6. Rod Gilbert — 113 votes

There was really only one choice to make here, wasn’t there?

Yes, Rod Gilbert is the franchise leader in goals and points and a Hockey Hall of Famer. Yes, Brian Leetch was the Conn Smythe Trophy winner in 1994 and Mike Richter was the goalie that helped make that Stanley Cup championship happen that year, but Mark Messier was the captain.

Messier’s guarantee the Rangers would win Game 6 of the Eastern Conference Final in 1994 against the New Jersey Devils was the stuff of legend and earned him the nickname of “Messiah.” It was backed up by seeing him score a hat trick and force a legendary Game 7 that was capped off by Stephane Matteau’s double-overtime winner past Martin Brodeur.

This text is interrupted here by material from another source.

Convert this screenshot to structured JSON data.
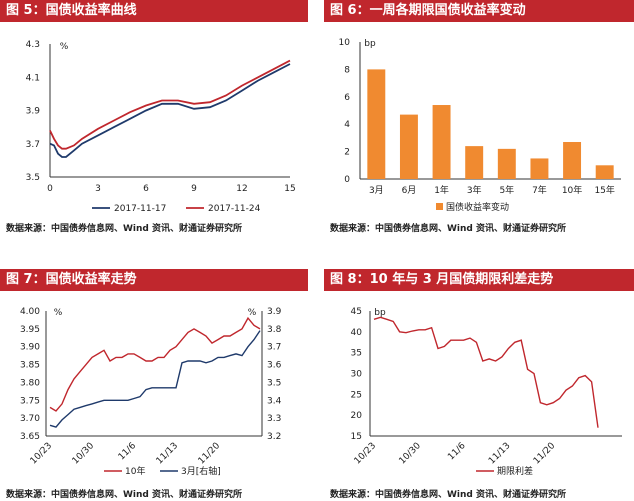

What seemed to by mythology about Messier’s leadership came to fruition as the Rangers battled back against New Jersey and then slipped past Pavel Bure’s Vancouver Canucks in seven games in the Final. Hell, Messier even has his own award he dishes out annually for leadership based not upon the five Stanley Cups he won in Edmonton but the one he got in New York.

Wayne Gretzky had a fine final run with the Rangers and perhaps the best of Henrik Lundqvist’s legacy is yet to come in Manhattan, but when you think of the Rangers it’s Messier’s face taking the Cup from Gary Bettman that’s forever emblematic of the franchise.